Police can interrogate minors without parents present. In a devastating ruling that could very well do away with what little Fourth Amendment protections remain to public school students and their families—the U.S. Supreme Court threw out a lower court ruling in Camreta v. Greene, which required government authorities to secure a warrant, a court order or parental consent before interrogating students at school. The ramifications are far-reaching, rendering public school students as wards of the state. Once again, the courts sided with law enforcement against the rights of the people.
It’s a crime to not identify yourself when a policeman asks your name. In Hiibel v. Sixth Judicial District Court of the State of Nevada, a majority of the high court agreed that refusing to answer when a policeman asks “What’s your name?” can rightfully be considered a crime under Nevada’s “stop and identify” statute. No longer will Americans, even those not suspected of or charged with any crime, have the right to remain silent when stopped and questioned by a police officer.
Police can carry out no-knock raids if they believe announcing themselves would be dangerous. Police can perform a “no-knock” raid as long as they have a reasonable suspicion that knocking and announcing their presence, under the particular circumstances, would be dangerous or futile or give occupants a chance to destroy evidence of a crime (Richards v. Wisconsin). Legal ownership of a firearm is also enough to justify a no-knock raid by police (Quinn v. Texas). For instance, a Texas man had his home subject to a no-knock, SWAT-team style forceful entry and raid based solely on the suspicion that there were legally-owned firearms in his household. The homeowner was actually shot by police through his closed bedroom door.

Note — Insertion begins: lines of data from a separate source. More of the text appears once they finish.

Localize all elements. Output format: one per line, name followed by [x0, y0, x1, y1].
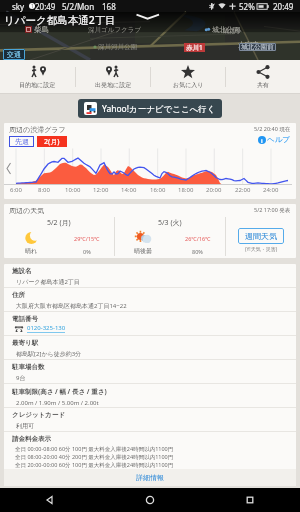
staticText: 請金料金表示 [12, 435, 51, 443]
button[interactable]: お気に入り [151, 60, 225, 93]
staticText: 週間天気 [245, 231, 277, 241]
staticText: 住所 [12, 291, 25, 299]
staticText: 大阪府大阪市都島区都島本通2丁目14−22 [16, 302, 127, 310]
staticText: Yahoo!カーナビでここへ行く [102, 103, 216, 115]
staticText: 全日 08:00-20:00 40分 200円 最大料金入庫後24時間以内110… [15, 453, 174, 461]
button[interactable]: 駐車制限(高さ / 幅 / 長さ / 重さ) [4, 384, 296, 407]
staticText: 城北公園 [212, 25, 240, 34]
button[interactable]: 目的地に設定 [0, 60, 75, 93]
button[interactable]: 詳細情報 [4, 469, 296, 486]
staticText: 目的地に設定 [19, 81, 56, 89]
button[interactable]: 最寄り駅 [4, 336, 296, 359]
button[interactable]: 2(月) [37, 136, 67, 147]
staticText: 6:00 [10, 186, 22, 194]
button[interactable]: 先週 [9, 136, 34, 147]
button[interactable]: 共有 [226, 60, 300, 93]
staticText: 8:00 [38, 186, 50, 194]
staticText: 0120-325-130 [27, 324, 66, 332]
button[interactable]: i [258, 135, 291, 144]
staticText: 26℃/16℃ [185, 235, 211, 242]
staticText: 城北公園前 [241, 43, 274, 51]
button[interactable]: Home [100, 488, 200, 512]
staticText: 5/2/Mon [62, 1, 95, 12]
staticText: 20:49 [35, 1, 56, 12]
staticText: 18:00 [178, 186, 194, 194]
button[interactable]: 住所 [4, 288, 296, 311]
staticText: 大宮中 [238, 40, 259, 49]
staticText: 施設名 [12, 267, 32, 275]
button[interactable]: 施設名 [4, 264, 296, 287]
staticText: 0% [83, 248, 91, 255]
staticText: 5/3 (火) [158, 218, 182, 228]
staticText: 都島駅[2]から徒歩約3分 [16, 350, 82, 358]
staticText: 5/2 17:00 発表 [254, 206, 291, 214]
staticText: 9台 [16, 374, 26, 382]
staticText: 深川ゴルフクラブ [88, 26, 141, 34]
staticText: 晴後曇 [134, 247, 152, 255]
staticText: 全日 00:00-08:00 60分 100円 最大料金入庫後24時間以内110… [15, 445, 174, 453]
staticText: 全日 20:00-00:00 60分 100円 最大料金入庫後24時間以内110… [15, 461, 174, 469]
staticText: お気に入り [173, 81, 204, 89]
staticText: クレジットカード [12, 411, 66, 419]
staticText: 12:00 [93, 186, 109, 194]
staticText: 赤川1 [186, 43, 203, 52]
staticText: 5/2 20:40 現在 [254, 125, 291, 133]
staticText: 168 [102, 1, 116, 12]
staticText: ヘルプ [267, 135, 291, 144]
staticText: 利用可 [16, 422, 34, 430]
staticText: 20:49 [273, 1, 294, 12]
staticText: 22:00 [235, 186, 251, 194]
button[interactable]: 週間天気 [238, 228, 284, 244]
staticText: 16:00 [150, 186, 166, 194]
staticText: 5/2 (月) [47, 218, 71, 228]
staticText: 城北小 [222, 27, 242, 35]
staticText: 周辺の渋滞グラフ [9, 125, 66, 134]
staticText: リパーク都島本通2丁目 [4, 13, 116, 27]
button[interactable]: 出発地に設定 [76, 60, 150, 93]
staticText: i [261, 137, 263, 144]
staticText: 52% [239, 1, 255, 12]
staticText: 晴れ [25, 247, 38, 255]
staticText: 詳細情報 [136, 473, 164, 482]
staticText: 10:00 [65, 186, 81, 194]
staticText: 電話番号 [12, 315, 38, 323]
staticText: 1 [31, 3, 34, 9]
button[interactable]: Yahoo!カーナビでここへ行く [78, 99, 222, 118]
button[interactable]: クレジットカード [4, 408, 296, 431]
button[interactable]: 駐車場台数 [4, 360, 296, 383]
button[interactable]: 電話番号 [4, 312, 296, 335]
button[interactable]: Recents [200, 488, 300, 512]
staticText: 24:00 [263, 186, 279, 194]
staticText: 周辺の天気 [9, 206, 45, 215]
staticText: 14:00 [121, 186, 137, 194]
staticText: 2.00m / 1.90m / 5.00m / 2.00t [16, 399, 99, 407]
staticText: 20:00 [206, 186, 222, 194]
staticText: 共有 [257, 81, 269, 89]
staticText: (Y!天気・災害) [245, 246, 278, 253]
staticText: 80% [192, 248, 203, 255]
staticText: 交通 [7, 50, 21, 59]
staticText: 2(月) [44, 137, 60, 147]
staticText: 駐車場台数 [12, 363, 45, 371]
staticText: sky [12, 1, 25, 12]
staticText: 出発地に設定 [95, 81, 132, 89]
staticText: 深川河川公園 [98, 43, 137, 51]
staticText: 29℃/15℃ [74, 235, 100, 242]
button[interactable]: 交通 [7, 50, 21, 59]
staticText: 駐車制限(高さ / 幅 / 長さ / 重さ) [12, 387, 107, 396]
staticText: 最寄り駅 [12, 339, 39, 347]
staticText: 柴島 [34, 25, 49, 34]
staticText: 先週 [15, 137, 29, 146]
staticText: リパーク都島本通2丁目 [16, 278, 80, 286]
button[interactable]: Back [0, 488, 100, 512]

The military can arrest and detain American citizens. In refusing to hear Hedges v. Obama (2014), a legal challenge to the indefinite detention provision of the National Defense Authorization Act of 2012 (NDAA), the U.S. Supreme Court affirmed that the President and the U.S. military can arrest and indefinitely detain individuals, including American citizens. In so doing, the high court also passed up an opportunity to overturn its 1944 Korematsu v. United States ruling allowing for the internment of Japanese-Americans in concentration camps.
As I make clear in my book Battlefield America: The War on the American People, we are dealing with a nationwide epidemic of court-sanctioned police violence carried out against individuals posing little or no real threat, who are nevertheless subjected to such excessive police force as to end up maimed or killed.
When all is said and done, what these assorted court rulings add up to is a disconcerting government mindset that interprets the Constitution one way for the elite—government entities, the police, corporations and the wealthy—and uses a second measure altogether for the underclasses—that is, you and me.